I arrived soon after 9.00am on the first day. The weather was good and the light superb. Over the whole day over 25 people came and went, some with cameras, some just passing through but all aware of the Bittern. It wasn’t showing and the perceived wisdom was that it had probably moved on. By 5.00pm everyone had left and the light was dropping rapidly. Having spent the whole day there I thought I’d stay until photography became impossible. I’d enjoyed a Heron toying with a frog; a couple of Water Rails making several comical forays across the small area of water in front of the hide; Reed Buntings, Jays, and a male and female Bullfinch making regular visits; a Kingfisher, which made a brief appearance and on two occasions a Sparrowhawk that lifted the lot before normality setting in again. It had been a good day, but no Bittern.

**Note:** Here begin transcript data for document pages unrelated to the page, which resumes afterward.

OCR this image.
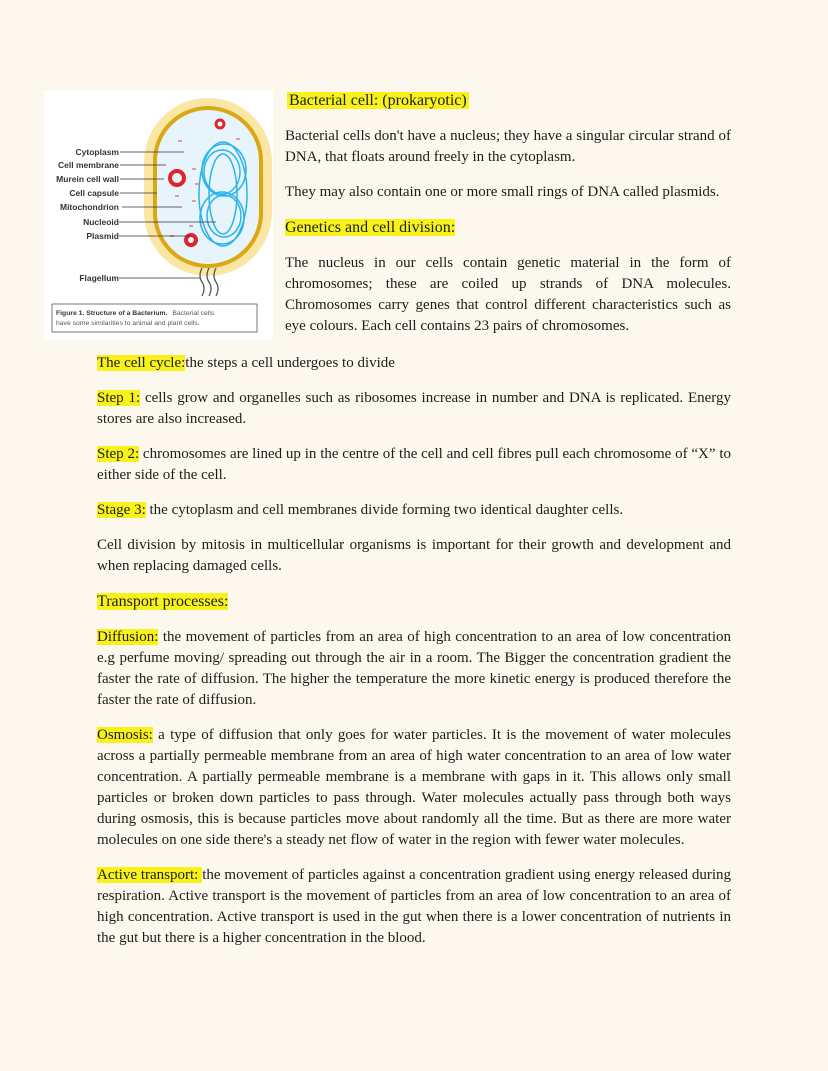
Cytoplasm
Cell membrane
Murein cell wall
Cell capsule
Mitochondrion
Nucleoid
Plasmid
Flagellum
Figure 1. Structure of a Bacterium. Bacterial cells
have some similarities to animal and plant cells.
Bacterial cell: (prokaryotic)

Bacterial cells don't have a nucleus; they have a singular circular strand of DNA, that floats around freely in the cytoplasm.

They may also contain one or more small rings of DNA called plasmids.

Genetics and cell division:

The nucleus in our cells contain genetic material in the form of chromosomes; these are coiled up strands of DNA molecules. Chromosomes carry genes that control different characteristics such as eye colours. Each cell contains 23 pairs of chromosomes.

The cell cycle:the steps a cell undergoes to divide

Step 1: cells grow and organelles such as ribosomes increase in number and DNA is replicated. Energy stores are also increased.

Step 2: chromosomes are lined up in the centre of the cell and cell fibres pull each chromosome of “X” to either side of the cell.

Stage 3: the cytoplasm and cell membranes divide forming two identical daughter cells.

Cell division by mitosis in multicellular organisms is important for their growth and development and when replacing damaged cells.

Transport processes:

Diffusion: the movement of particles from an area of high concentration to an area of low concentration e.g perfume moving/ spreading out through the air in a room. The Bigger the concentration gradient the faster the rate of diffusion. The higher the temperature the more kinetic energy is produced therefore the faster the rate of diffusion.

Osmosis: a type of diffusion that only goes for water particles. It is the movement of water molecules across a partially permeable membrane from an area of high water concentration to an area of low water concentration. A partially permeable membrane is a membrane with gaps in it. This allows only small particles or broken down particles to pass through. Water molecules actually pass through both ways during osmosis, this is because particles move about randomly all the time. But as there are more water molecules on one side there's a steady net flow of water in the region with fewer water molecules.

Active transport: the movement of particles against a concentration gradient using energy released during respiration. Active transport is the movement of particles from an area of low concentration to an area of high concentration. Active transport is used in the gut when there is a lower concentration of nutrients in the gut but there is a higher concentration in the blood.
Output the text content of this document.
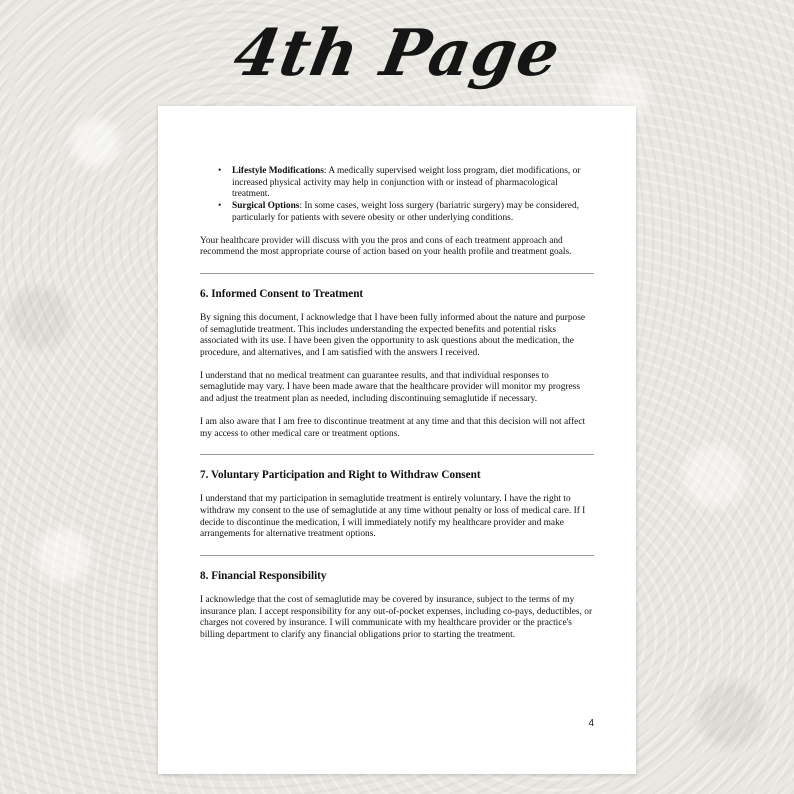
4th Page
• Lifestyle Modifications: A medically supervised weight loss program, diet modifications, or increased physical activity may help in conjunction with or instead of pharmacological treatment.
• Surgical Options: In some cases, weight loss surgery (bariatric surgery) may be considered, particularly for patients with severe obesity or other underlying conditions.

Your healthcare provider will discuss with you the pros and cons of each treatment approach and recommend the most appropriate course of action based on your health profile and treatment goals.

6. Informed Consent to Treatment

By signing this document, I acknowledge that I have been fully informed about the nature and purpose of semaglutide treatment. This includes understanding the expected benefits and potential risks associated with its use. I have been given the opportunity to ask questions about the medication, the procedure, and alternatives, and I am satisfied with the answers I received.

I understand that no medical treatment can guarantee results, and that individual responses to semaglutide may vary. I have been made aware that the healthcare provider will monitor my progress and adjust the treatment plan as needed, including discontinuing semaglutide if necessary.

I am also aware that I am free to discontinue treatment at any time and that this decision will not affect my access to other medical care or treatment options.

7. Voluntary Participation and Right to Withdraw Consent

I understand that my participation in semaglutide treatment is entirely voluntary. I have the right to withdraw my consent to the use of semaglutide at any time without penalty or loss of medical care. If I decide to discontinue the medication, I will immediately notify my healthcare provider and make arrangements for alternative treatment options.

8. Financial Responsibility

I acknowledge that the cost of semaglutide may be covered by insurance, subject to the terms of my insurance plan. I accept responsibility for any out-of-pocket expenses, including co-pays, deductibles, or charges not covered by insurance. I will communicate with my healthcare provider or the practice's billing department to clarify any financial obligations prior to starting the treatment.

4
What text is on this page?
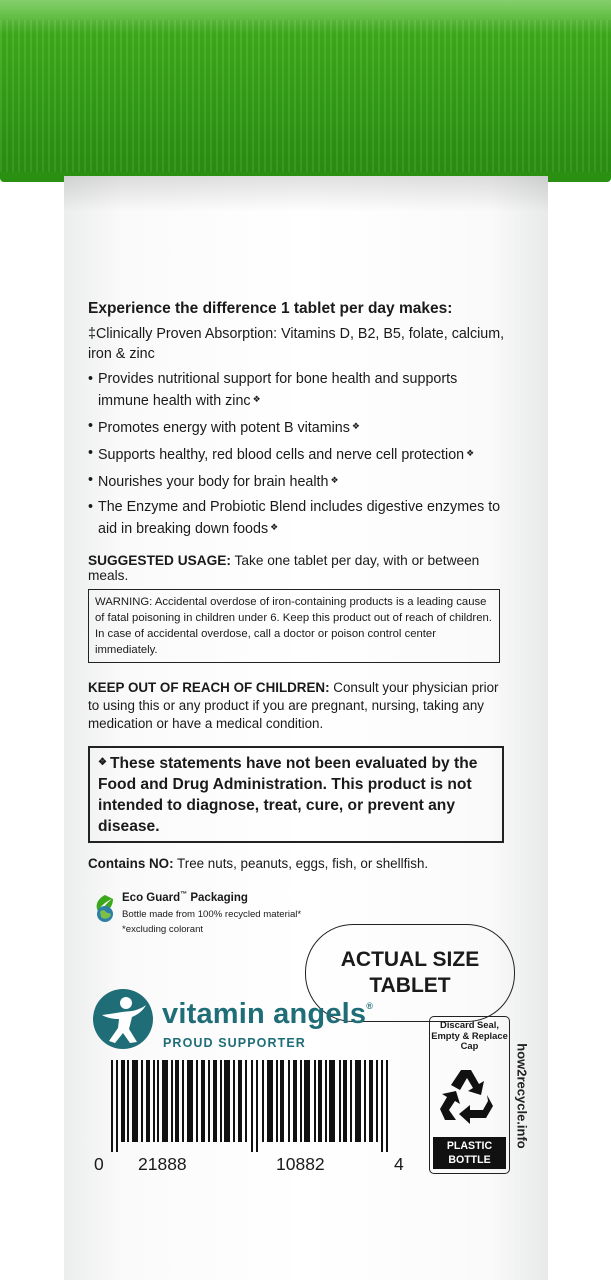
Experience the difference 1 tablet per day makes:
‡Clinically Proven Absorption: Vitamins D, B2, B5, folate, calcium, iron & zinc
• Provides nutritional support for bone health and supports immune health with zinc ❖
• Promotes energy with potent B vitamins ❖
• Supports healthy, red blood cells and nerve cell protection ❖
• Nourishes your body for brain health ❖
• The Enzyme and Probiotic Blend includes digestive enzymes to aid in breaking down foods ❖
SUGGESTED USAGE: Take one tablet per day, with or between meals.
WARNING: Accidental overdose of iron-containing products is a leading cause of fatal poisoning in children under 6. Keep this product out of reach of children. In case of accidental overdose, call a doctor or poison control center immediately.
KEEP OUT OF REACH OF CHILDREN: Consult your physician prior to using this or any product if you are pregnant, nursing, taking any medication or have a medical condition.
❖ These statements have not been evaluated by the Food and Drug Administration. This product is not intended to diagnose, treat, cure, or prevent any disease.
Contains NO: Tree nuts, peanuts, eggs, fish, or shellfish.
Eco Guard™ Packaging
Bottle made from 100% recycled material*
*excluding colorant
ACTUAL SIZE
TABLET
vitamin angels®
PROUD SUPPORTER
0 21888	10882	4
Discard Seal, Empty & Replace Cap
PLASTIC
BOTTLE
how2recycle.info
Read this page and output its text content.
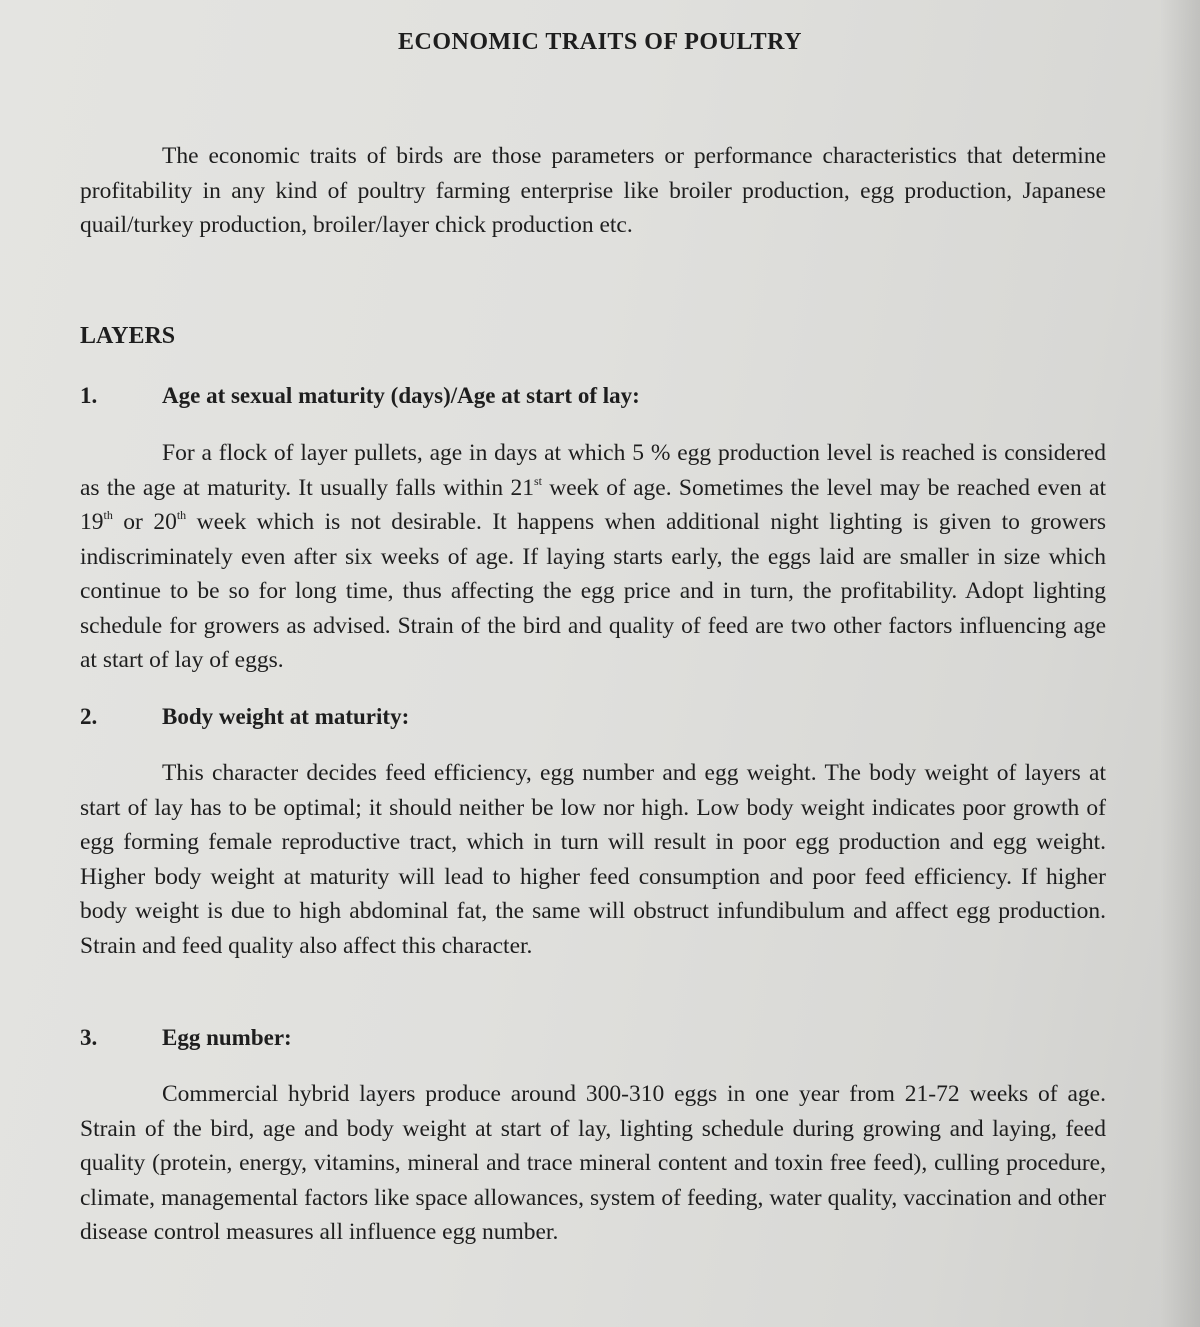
ECONOMIC TRAITS OF POULTRY

The economic traits of birds are those parameters or performance characteristics that determine profitability in any kind of poultry farming enterprise like broiler production, egg production, Japanese quail/turkey production, broiler/layer chick production etc.

LAYERS
1.	Age at sexual maturity (days)/Age at start of lay:

For a flock of layer pullets, age in days at which 5 % egg production level is reached is considered as the age at maturity. It usually falls within 21st week of age. Sometimes the level may be reached even at 19th or 20th week which is not desirable. It happens when additional night lighting is given to growers indiscriminately even after six weeks of age. If laying starts early, the eggs laid are smaller in size which continue to be so for long time, thus affecting the egg price and in turn, the profitability. Adopt lighting schedule for growers as advised. Strain of the bird and quality of feed are two other factors influencing age at start of lay of eggs.

2.	Body weight at maturity:

This character decides feed efficiency, egg number and egg weight. The body weight of layers at start of lay has to be optimal; it should neither be low nor high. Low body weight indicates poor growth of egg forming female reproductive tract, which in turn will result in poor egg production and egg weight. Higher body weight at maturity will lead to higher feed consumption and poor feed efficiency. If higher body weight is due to high abdominal fat, the same will obstruct infundibulum and affect egg production. Strain and feed quality also affect this character.

3.	Egg number:

Commercial hybrid layers produce around 300-310 eggs in one year from 21-72 weeks of age. Strain of the bird, age and body weight at start of lay, lighting schedule during growing and laying, feed quality (protein, energy, vitamins, mineral and trace mineral content and toxin free feed), culling procedure, climate, managemental factors like space allowances, system of feeding, water quality, vaccination and other disease control measures all influence egg number.
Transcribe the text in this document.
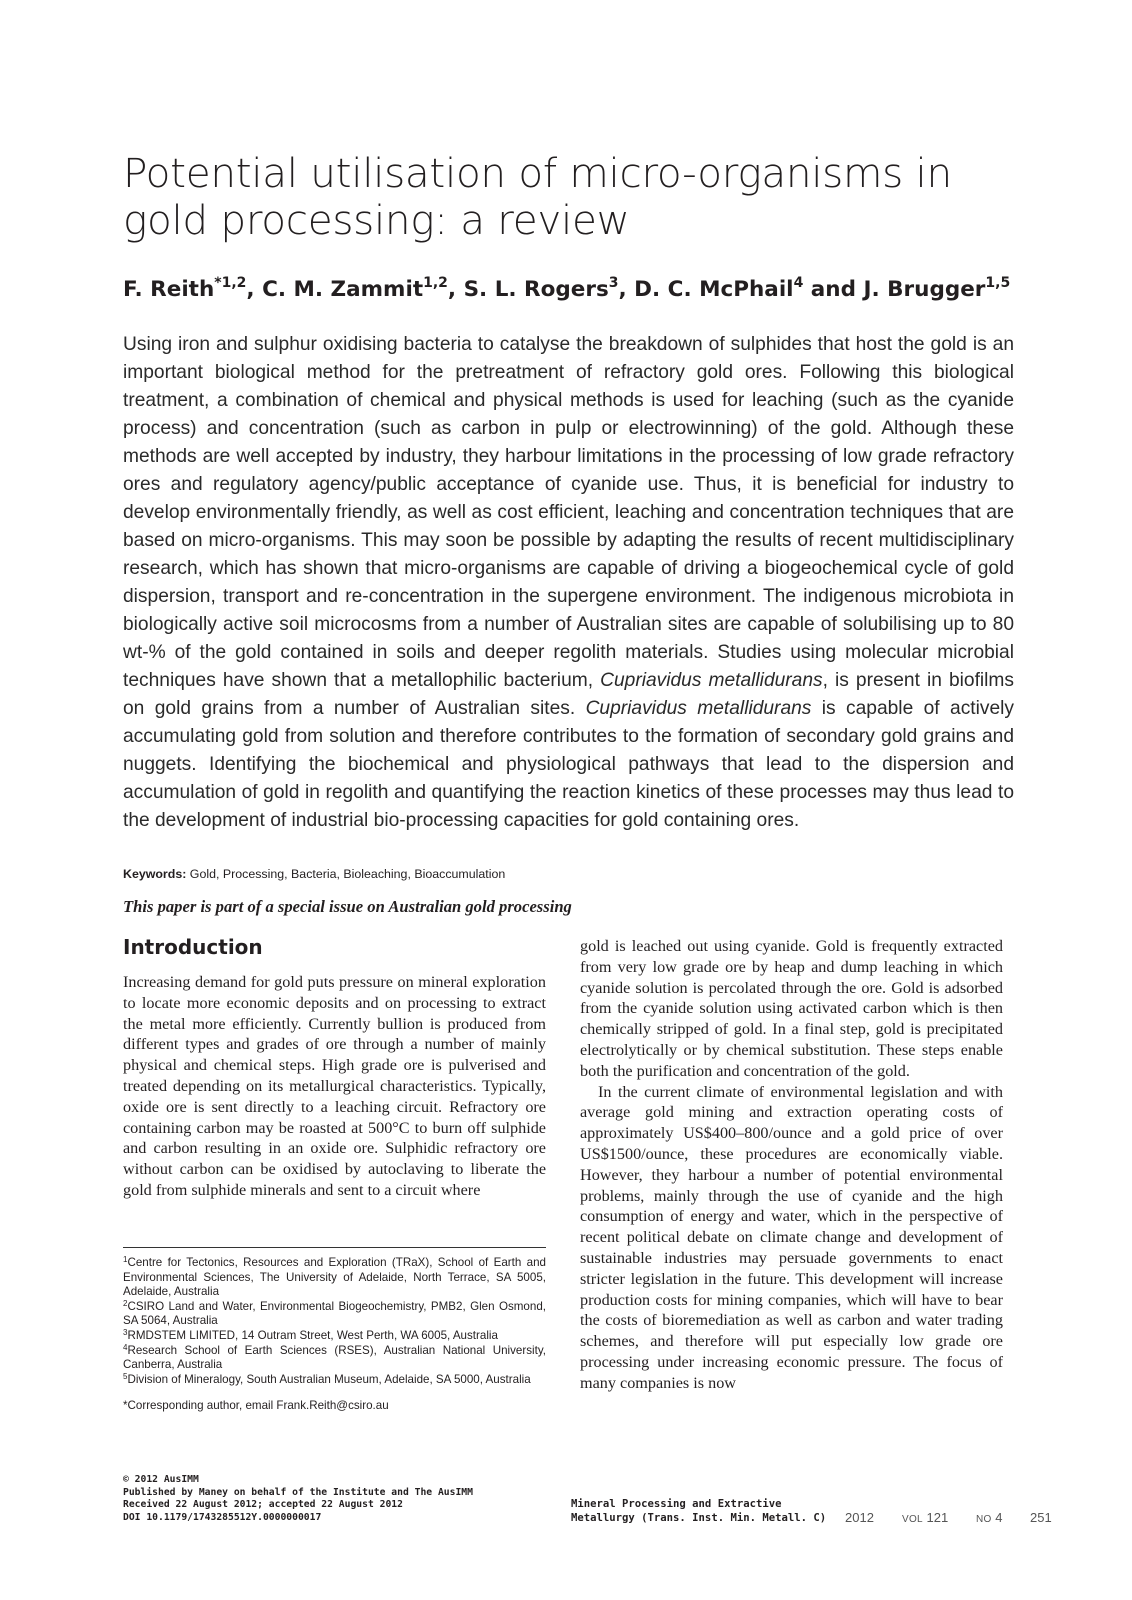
Potential utilisation of micro-organisms in
gold processing: a review
F. Reith$^{*1,2}$, C. M. Zammit$^{1,2}$, S. L. Rogers$^3$, D. C. McPhail$^4$ and J. Brugger$^{1,5}$
Using iron and sulphur oxidising bacteria to catalyse the breakdown of sulphides that host the gold is an important biological method for the pretreatment of refractory gold ores. Following this biological treatment, a combination of chemical and physical methods is used for leaching (such as the cyanide process) and concentration (such as carbon in pulp or electrowinning) of the gold. Although these methods are well accepted by industry, they harbour limitations in the processing of low grade refractory ores and regulatory agency/public acceptance of cyanide use. Thus, it is beneficial for industry to develop environmentally friendly, as well as cost efficient, leaching and concentration techniques that are based on micro-organisms. This may soon be possible by adapting the results of recent multidisciplinary research, which has shown that micro-organisms are capable of driving a biogeochemical cycle of gold dispersion, transport and re-concentration in the supergene environment. The indigenous microbiota in biologically active soil microcosms from a number of Australian sites are capable of solubilising up to 80 wt-% of the gold contained in soils and deeper regolith materials. Studies using molecular microbial techniques have shown that a metallophilic bacterium, Cupriavidus metallidurans, is present in biofilms on gold grains from a number of Australian sites. Cupriavidus metallidurans is capable of actively accumulating gold from solution and therefore contributes to the formation of secondary gold grains and nuggets. Identifying the biochemical and physiological pathways that lead to the dispersion and accumulation of gold in regolith and quantifying the reaction kinetics of these processes may thus lead to the development of industrial bio-processing capacities for gold containing ores.
Keywords: Gold, Processing, Bacteria, Bioleaching, Bioaccumulation
This paper is part of a special issue on Australian gold processing
Introduction

Increasing demand for gold puts pressure on mineral exploration to locate more economic deposits and on processing to extract the metal more efficiently. Currently bullion is produced from different types and grades of ore through a number of mainly physical and chemical steps. High grade ore is pulverised and treated depending on its metallurgical characteristics. Typically, oxide ore is sent directly to a leaching circuit. Refractory ore containing carbon may be roasted at 500°C to burn off sulphide and carbon resulting in an oxide ore. Sulphidic refractory ore without carbon can be oxidised by autoclaving to liberate the gold from sulphide minerals and sent to a circuit where

gold is leached out using cyanide. Gold is frequently extracted from very low grade ore by heap and dump leaching in which cyanide solution is percolated through the ore. Gold is adsorbed from the cyanide solution using activated carbon which is then chemically stripped of gold. In a final step, gold is precipitated electrolytically or by chemical substitution. These steps enable both the purification and concentration of the gold.

In the current climate of environmental legislation and with average gold mining and extraction operating costs of approximately US$400–800/ounce and a gold price of over US$1500/ounce, these procedures are economically viable. However, they harbour a number of potential environmental problems, mainly through the use of cyanide and the high consumption of energy and water, which in the perspective of recent political debate on climate change and development of sustainable industries may persuade governments to enact stricter legislation in the future. This development will increase production costs for mining companies, which will have to bear the costs of bioremediation as well as carbon and water trading schemes, and therefore will put especially low grade ore processing under increasing economic pressure. The focus of many companies is now

$^1$Centre for Tectonics, Resources and Exploration (TRaX), School of Earth and Environmental Sciences, The University of Adelaide, North Terrace, SA 5005, Adelaide, Australia
$^2$CSIRO Land and Water, Environmental Biogeochemistry, PMB2, Glen Osmond, SA 5064, Australia
$^3$RMDSTEM LIMITED, 14 Outram Street, West Perth, WA 6005, Australia
$^4$Research School of Earth Sciences (RSES), Australian National University, Canberra, Australia
$^5$Division of Mineralogy, South Australian Museum, Adelaide, SA 5000, Australia
*Corresponding author, email Frank.Reith@csiro.au
© 2012 AusIMM
Published by Maney on behalf of the Institute and The AusIMM
Received 22 August 2012; accepted 22 August 2012
DOI 10.1179/1743285512Y.0000000017
Mineral Processing and Extractive
Metallurgy (Trans. Inst. Min. Metall. C) 2012	VOL 121	NO 4 251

By 5.25pm I was on the limit with the light, thinking about calling it a day, when I caught site a of slight movement in the reeds and the Bittern moved through a small clearing for a few seconds and then was deep in the reeds again. A further ten minutes passed and at that time of the day every minute sees a huge drop in the light. I was now on 1/20th second at f4 and on 3,000 ISO, not the ideal parameters but still just about workable. A little wave of the reeds and it showed again, not brilliantly, still a little deep in the reeds but it was there. It stayed as if to torment me. Hours of waiting in strong light and now at gone six on an early March evening I was forced to leave the hide with it still showing; the light having completely deserted me. I walked back to the car with optimism as the forecast was good for the morning and I knew it was still about. I would give it another day.
The images here were all taken on day 1 –
Some technical notes.
The Bittern showed at 5.10pm this evening (March 1st) I took 80 images. All were taken with the 500mm lens. The first image of the series was taken at 1/250th sec at f4 with an ISO of 560; the last image was taken at 6.10pm on 1/15th sec at f4 on 3,200 ISO. These later images were also underexposed by a couple of stops to help with the shutter speed and processed as a RAW file, giving me enough latitude to pull the image back and alter the colour temperature which was continually shifting as the light was lowering.